Music for Two


I sat in the pews and looked around me. Stained glass windows and a vaulted ceiling. In front of the altar a small stage with a grand piano. No performers in sight yet. In the row in front of me, a family of three looked up together and I realised that two players were walking onto the stage. They acknowledged the audience and took their places. The pianist adjusted his chair and the cellist played a quick scale. As the Schubert piece started, I was less than engrossed. I knew the piece well but the cello sounded flat. It was a cold room and the instrument clearly hadn't warmed. I looked at the family in front. The father sat heavily, fleshy, Slavic features like a putty mask. The mother was still young and pretty though her features had started to show some age. As the music warmed she began to sway her head in time. The son sat between the two, clearly bored by the music. He was about thirteen, handsome with soft, smooth features. He looked up at his mother as she swayed, eyes closed. Then he reached towards her face and began to touch it.
Eventually she turned to him and smiled. He continued, tapping and stroking her cheek. She leaned into him and as he tentatively touched the swell of her breast, she smiled again at him.

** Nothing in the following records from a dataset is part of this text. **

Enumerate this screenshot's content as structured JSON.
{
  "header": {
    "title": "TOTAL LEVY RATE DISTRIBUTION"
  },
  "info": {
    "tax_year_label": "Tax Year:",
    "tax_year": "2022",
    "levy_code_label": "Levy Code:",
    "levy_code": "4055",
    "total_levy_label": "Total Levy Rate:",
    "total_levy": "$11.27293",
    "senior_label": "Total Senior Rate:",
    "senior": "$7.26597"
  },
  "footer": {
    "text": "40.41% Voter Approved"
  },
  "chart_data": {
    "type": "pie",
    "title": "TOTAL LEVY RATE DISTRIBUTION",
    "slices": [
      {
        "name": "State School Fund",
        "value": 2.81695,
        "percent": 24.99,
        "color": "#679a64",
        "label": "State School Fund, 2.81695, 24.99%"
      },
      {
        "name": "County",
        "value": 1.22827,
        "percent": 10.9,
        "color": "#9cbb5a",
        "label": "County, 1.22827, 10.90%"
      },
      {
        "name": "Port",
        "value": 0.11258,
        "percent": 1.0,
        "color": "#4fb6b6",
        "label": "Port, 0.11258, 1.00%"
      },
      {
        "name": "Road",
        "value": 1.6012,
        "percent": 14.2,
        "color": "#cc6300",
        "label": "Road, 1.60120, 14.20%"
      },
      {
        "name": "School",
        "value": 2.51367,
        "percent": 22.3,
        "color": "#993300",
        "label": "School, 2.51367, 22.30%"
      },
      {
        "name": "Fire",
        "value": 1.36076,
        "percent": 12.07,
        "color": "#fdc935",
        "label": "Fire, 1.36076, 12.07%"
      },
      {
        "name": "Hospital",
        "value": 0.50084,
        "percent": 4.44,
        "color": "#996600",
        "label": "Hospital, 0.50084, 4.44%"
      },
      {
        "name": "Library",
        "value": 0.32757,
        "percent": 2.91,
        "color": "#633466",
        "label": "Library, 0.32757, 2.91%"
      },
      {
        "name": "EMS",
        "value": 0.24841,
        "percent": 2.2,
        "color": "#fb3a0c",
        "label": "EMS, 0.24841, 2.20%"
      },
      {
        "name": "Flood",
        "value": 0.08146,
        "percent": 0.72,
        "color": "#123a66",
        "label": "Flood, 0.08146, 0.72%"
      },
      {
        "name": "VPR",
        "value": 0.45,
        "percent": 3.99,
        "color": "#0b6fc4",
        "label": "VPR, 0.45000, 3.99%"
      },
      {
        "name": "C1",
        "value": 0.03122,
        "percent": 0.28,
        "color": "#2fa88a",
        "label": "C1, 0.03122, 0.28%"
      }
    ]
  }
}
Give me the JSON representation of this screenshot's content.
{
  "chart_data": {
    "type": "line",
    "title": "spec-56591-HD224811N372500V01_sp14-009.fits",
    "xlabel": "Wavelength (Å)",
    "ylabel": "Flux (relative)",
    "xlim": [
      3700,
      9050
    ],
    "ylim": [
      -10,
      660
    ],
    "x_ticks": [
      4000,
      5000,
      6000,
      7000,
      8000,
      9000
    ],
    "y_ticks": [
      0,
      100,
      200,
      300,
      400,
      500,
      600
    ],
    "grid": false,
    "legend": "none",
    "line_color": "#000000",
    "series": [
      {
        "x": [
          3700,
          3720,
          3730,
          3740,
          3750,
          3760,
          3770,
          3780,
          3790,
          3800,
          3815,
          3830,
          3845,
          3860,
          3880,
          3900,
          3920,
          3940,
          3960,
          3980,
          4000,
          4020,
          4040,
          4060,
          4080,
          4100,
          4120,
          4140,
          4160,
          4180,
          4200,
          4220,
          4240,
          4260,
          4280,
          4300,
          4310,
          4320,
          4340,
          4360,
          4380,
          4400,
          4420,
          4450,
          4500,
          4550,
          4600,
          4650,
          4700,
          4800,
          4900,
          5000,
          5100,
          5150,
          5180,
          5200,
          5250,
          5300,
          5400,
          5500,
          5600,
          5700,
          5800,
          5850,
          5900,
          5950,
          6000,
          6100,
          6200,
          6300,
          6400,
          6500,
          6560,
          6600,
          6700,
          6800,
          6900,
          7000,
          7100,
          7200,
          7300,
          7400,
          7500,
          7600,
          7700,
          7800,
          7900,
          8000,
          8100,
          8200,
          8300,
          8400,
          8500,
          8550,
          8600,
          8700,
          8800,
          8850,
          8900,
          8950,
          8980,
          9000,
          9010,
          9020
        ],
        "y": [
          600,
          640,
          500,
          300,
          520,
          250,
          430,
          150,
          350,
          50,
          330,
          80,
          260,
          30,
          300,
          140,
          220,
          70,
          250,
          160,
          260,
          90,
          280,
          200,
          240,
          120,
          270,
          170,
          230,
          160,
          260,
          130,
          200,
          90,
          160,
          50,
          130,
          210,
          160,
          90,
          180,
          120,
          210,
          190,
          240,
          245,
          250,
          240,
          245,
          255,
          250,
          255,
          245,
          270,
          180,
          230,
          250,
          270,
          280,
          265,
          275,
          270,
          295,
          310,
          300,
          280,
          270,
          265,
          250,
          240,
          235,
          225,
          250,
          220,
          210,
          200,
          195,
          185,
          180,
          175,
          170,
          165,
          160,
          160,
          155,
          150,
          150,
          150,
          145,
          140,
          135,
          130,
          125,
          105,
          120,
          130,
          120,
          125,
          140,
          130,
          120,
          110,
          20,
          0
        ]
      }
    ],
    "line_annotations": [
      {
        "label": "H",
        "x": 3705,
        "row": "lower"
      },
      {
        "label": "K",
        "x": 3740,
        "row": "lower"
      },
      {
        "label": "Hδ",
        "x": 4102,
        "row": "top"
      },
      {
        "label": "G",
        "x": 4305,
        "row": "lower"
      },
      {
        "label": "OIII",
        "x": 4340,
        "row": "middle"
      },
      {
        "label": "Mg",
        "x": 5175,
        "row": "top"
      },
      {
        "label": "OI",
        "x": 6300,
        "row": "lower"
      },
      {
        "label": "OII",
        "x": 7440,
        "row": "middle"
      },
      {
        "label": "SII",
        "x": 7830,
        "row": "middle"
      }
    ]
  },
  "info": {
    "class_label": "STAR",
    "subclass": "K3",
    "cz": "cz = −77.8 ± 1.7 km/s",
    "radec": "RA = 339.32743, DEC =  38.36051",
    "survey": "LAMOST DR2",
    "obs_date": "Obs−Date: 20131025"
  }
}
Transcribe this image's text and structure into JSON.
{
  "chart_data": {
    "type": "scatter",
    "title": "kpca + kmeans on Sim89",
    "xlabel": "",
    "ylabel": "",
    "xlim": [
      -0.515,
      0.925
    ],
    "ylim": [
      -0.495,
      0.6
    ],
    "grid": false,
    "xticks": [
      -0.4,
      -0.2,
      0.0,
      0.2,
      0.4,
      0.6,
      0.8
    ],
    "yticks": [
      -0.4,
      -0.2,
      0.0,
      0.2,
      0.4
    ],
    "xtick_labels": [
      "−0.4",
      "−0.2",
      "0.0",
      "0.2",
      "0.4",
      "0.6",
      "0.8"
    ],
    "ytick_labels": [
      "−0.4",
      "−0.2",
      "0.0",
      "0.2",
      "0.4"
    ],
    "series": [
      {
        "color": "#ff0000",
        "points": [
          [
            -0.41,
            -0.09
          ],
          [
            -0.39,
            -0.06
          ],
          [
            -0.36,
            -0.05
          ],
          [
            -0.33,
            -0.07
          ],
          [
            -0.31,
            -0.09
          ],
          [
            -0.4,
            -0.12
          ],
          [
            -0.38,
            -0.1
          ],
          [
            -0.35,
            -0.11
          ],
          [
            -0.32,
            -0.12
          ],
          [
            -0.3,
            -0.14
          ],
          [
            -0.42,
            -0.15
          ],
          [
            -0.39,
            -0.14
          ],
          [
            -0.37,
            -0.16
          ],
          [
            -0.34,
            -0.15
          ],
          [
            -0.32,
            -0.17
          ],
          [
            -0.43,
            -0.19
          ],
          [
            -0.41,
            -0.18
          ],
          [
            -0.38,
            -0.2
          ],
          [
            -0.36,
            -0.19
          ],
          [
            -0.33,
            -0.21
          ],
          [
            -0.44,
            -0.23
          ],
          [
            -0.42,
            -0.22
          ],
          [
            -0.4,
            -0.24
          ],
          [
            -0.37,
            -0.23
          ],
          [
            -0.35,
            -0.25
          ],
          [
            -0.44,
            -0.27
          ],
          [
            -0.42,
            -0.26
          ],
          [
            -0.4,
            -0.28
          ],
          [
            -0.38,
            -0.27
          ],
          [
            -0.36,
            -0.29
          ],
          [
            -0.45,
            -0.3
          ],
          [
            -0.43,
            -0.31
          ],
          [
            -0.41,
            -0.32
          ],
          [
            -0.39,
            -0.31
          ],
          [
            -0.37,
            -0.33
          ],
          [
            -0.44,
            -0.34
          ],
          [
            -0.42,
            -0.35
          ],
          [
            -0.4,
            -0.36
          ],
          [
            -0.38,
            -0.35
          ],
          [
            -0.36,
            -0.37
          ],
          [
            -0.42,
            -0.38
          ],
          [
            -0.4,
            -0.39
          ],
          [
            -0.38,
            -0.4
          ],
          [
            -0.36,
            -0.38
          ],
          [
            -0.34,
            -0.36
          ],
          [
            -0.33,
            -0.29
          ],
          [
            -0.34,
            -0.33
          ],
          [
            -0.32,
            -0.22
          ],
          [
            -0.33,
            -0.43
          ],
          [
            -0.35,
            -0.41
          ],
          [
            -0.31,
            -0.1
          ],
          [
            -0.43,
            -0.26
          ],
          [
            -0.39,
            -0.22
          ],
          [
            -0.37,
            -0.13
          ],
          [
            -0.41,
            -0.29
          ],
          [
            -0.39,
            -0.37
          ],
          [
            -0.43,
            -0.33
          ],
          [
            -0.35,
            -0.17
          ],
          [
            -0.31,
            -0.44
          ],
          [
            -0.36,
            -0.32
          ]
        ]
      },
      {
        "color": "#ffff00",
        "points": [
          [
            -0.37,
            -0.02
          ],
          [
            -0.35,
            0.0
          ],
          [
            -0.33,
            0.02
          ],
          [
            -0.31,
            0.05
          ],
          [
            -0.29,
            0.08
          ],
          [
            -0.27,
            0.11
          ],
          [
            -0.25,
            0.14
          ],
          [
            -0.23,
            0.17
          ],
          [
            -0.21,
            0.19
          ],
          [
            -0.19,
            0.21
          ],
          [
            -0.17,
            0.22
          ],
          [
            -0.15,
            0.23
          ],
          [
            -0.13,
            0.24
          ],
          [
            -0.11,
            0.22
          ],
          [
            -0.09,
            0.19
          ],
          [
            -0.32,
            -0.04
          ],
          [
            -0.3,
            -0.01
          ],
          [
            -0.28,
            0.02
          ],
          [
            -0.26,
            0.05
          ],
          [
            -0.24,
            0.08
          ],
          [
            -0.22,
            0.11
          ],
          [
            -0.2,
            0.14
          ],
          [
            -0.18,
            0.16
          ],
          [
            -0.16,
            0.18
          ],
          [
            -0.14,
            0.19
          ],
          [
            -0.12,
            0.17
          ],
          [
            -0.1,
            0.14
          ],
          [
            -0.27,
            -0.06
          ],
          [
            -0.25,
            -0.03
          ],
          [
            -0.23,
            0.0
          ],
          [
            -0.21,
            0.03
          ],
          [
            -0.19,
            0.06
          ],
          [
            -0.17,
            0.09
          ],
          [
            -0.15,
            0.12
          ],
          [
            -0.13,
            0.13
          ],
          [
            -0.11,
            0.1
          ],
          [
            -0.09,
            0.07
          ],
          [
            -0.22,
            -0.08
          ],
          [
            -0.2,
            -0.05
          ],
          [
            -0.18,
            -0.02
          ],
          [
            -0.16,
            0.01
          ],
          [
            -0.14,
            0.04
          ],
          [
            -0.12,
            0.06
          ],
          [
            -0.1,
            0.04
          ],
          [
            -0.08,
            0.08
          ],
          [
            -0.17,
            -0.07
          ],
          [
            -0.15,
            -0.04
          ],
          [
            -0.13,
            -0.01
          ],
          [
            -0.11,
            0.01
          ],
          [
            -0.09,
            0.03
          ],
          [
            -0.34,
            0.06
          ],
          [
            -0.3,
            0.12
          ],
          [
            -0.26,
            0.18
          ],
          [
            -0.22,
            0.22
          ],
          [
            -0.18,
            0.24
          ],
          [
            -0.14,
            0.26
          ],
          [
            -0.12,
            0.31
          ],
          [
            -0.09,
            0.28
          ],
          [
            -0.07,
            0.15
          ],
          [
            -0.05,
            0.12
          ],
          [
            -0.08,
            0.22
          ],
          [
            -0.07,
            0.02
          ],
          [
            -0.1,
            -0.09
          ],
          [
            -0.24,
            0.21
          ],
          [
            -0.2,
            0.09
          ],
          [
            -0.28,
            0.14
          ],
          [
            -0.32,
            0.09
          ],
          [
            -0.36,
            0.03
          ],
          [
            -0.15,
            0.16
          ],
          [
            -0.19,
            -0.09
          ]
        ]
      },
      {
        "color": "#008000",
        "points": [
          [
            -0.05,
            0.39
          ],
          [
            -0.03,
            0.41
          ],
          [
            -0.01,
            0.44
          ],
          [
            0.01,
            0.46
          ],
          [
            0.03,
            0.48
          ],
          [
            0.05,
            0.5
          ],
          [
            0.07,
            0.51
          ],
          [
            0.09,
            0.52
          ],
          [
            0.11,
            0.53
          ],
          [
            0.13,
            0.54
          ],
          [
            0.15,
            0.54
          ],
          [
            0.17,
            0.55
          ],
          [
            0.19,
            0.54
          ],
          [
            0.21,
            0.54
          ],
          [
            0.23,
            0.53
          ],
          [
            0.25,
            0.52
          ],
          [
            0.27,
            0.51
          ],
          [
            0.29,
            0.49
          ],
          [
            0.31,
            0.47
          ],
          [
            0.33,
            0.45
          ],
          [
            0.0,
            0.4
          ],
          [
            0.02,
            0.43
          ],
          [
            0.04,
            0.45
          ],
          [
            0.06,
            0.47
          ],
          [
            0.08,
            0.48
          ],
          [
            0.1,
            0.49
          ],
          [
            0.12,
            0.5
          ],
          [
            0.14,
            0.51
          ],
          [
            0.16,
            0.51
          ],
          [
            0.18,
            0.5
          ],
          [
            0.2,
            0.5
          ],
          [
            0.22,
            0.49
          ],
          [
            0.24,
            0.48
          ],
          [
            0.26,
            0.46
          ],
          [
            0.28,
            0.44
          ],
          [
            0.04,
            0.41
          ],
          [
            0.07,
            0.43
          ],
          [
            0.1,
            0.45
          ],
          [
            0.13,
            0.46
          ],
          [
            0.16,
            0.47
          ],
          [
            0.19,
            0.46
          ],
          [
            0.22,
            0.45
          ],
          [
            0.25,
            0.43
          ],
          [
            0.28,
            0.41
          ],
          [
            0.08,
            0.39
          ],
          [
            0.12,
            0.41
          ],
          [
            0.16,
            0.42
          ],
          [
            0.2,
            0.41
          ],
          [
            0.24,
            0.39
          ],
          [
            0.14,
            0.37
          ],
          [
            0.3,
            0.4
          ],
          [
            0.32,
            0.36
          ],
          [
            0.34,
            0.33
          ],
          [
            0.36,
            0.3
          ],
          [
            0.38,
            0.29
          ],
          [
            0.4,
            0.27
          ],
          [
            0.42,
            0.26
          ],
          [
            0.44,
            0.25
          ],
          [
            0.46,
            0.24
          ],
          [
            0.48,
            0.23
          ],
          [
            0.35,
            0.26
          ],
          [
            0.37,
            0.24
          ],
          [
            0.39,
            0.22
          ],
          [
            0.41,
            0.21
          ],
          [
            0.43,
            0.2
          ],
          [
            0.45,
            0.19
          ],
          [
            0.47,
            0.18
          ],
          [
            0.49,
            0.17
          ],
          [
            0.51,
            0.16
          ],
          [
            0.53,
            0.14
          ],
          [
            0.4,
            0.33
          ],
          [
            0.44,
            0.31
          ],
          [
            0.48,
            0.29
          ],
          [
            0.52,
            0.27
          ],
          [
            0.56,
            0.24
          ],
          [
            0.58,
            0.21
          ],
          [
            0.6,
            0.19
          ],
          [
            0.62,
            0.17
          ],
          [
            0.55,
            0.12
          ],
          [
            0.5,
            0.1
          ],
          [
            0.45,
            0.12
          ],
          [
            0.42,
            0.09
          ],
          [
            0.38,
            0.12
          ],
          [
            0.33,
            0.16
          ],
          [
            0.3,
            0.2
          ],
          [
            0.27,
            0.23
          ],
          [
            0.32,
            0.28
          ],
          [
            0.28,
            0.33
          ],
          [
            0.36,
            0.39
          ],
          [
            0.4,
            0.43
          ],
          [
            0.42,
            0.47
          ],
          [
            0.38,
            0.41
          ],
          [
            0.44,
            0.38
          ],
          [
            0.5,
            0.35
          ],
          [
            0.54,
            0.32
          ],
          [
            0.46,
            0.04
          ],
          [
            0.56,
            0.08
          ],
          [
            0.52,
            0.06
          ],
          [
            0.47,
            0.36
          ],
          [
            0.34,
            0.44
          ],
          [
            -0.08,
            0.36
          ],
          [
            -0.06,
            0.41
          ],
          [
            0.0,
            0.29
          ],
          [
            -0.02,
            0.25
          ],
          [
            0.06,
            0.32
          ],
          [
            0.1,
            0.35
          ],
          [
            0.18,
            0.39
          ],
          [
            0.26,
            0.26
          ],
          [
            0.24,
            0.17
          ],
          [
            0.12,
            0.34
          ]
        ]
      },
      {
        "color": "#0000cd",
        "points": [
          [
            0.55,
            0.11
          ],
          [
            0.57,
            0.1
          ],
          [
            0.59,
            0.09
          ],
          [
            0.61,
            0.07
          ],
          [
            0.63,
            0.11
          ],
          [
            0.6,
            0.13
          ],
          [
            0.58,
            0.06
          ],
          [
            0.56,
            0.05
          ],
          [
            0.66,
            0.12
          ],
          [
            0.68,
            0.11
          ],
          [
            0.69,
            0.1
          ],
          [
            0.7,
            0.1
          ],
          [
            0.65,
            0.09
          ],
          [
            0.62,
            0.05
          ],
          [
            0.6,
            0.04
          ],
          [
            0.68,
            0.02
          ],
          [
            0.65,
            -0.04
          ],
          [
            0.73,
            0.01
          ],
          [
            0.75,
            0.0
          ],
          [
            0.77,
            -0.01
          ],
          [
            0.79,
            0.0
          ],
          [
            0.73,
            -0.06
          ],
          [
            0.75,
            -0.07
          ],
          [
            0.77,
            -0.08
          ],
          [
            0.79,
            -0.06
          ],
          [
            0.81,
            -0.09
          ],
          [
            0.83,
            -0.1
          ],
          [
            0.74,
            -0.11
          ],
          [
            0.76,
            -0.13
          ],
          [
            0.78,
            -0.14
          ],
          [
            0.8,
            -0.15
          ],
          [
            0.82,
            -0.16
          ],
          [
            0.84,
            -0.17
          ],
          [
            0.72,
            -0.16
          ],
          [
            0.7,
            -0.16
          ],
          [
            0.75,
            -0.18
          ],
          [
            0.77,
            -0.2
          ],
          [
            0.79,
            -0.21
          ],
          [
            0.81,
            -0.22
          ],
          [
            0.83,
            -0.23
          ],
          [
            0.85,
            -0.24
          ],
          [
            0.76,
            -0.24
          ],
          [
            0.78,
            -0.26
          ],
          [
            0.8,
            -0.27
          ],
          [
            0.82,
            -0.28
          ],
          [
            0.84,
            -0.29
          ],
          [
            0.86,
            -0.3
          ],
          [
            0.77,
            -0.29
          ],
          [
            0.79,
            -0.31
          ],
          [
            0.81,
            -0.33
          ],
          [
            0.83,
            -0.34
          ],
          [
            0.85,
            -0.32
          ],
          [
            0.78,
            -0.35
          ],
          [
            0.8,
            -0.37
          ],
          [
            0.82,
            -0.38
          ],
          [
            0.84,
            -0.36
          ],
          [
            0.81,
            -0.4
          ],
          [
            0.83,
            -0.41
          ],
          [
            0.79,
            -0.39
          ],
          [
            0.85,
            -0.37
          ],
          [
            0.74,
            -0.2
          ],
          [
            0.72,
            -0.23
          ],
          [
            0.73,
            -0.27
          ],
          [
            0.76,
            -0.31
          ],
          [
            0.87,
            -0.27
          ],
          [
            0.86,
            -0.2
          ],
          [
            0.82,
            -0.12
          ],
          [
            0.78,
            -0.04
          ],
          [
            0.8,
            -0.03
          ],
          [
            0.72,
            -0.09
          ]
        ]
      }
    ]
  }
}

I looked over at the father. He was slumped forward, his features hidden. I forced my attention to the music and I tried to remember where we were in the piece. I closed my eyes to concentrate but when I opened them again, the little play in front of me was continuing. As the boy's long fingers played, the woman sighed. She was flirting with him.
I closed my eyes again and as I did, recalled an autumn day sitting by a public pool. I was with a friend, once lover, who knew I lived nearby and had asked me to come with her as she was taking her son to the pool. The father of the boy lived elsewhere, pursuing a separate life. We watched the child as he played in the infant pool, splashing, other children around him. She told me that she had thought it was important that her boy saw her naked from an early age, so it would naturalise that experience. I had a flashing memory of her white body and the dark patches which decorated it. She went on to say that she had taught him the names of all the body parts so that he wouldn't use more vulgar terms when he reached school age.
‘Now,’ she said, ‘he wants to see my vulva all the time. Is it right that a four year old should keep asking to see my vulva?' She turned to me – ‘Nothing else, just my vulva.’I looked at the boy in the pool and couldn't answer.
The music snapped me back with a series of fortissimo chords and I looked at the stage. Then the music moved into a quieter section and I saw again the figures on the pew in front. The boy was smiling, stroking his mother rhythmically. She canted her head towards him, smiling as well, lips parted. The father was still slumped, almost faded. I continued to look at mother and son, fascinated. There was an intimacy between them which made me uncomfortable. I wanted to follow them home after the concert, to see the mother and child enter their home, still touching, the father an indistinct figure, trudging some paces behind. I wanted to enter with them, listen to their talk, see them move into the house, move into their bedrooms, undress with them. The father had no part in this. I was still watching them and imagining, when I realised that the concert had finished. The family stood to go but as they stood, the woman looked back at me and gave me a complicit smile, and her eyes still on me, reached out and stroked her son's face, turned back to him and kissed him lightly on the lips. I sat there and watched them go.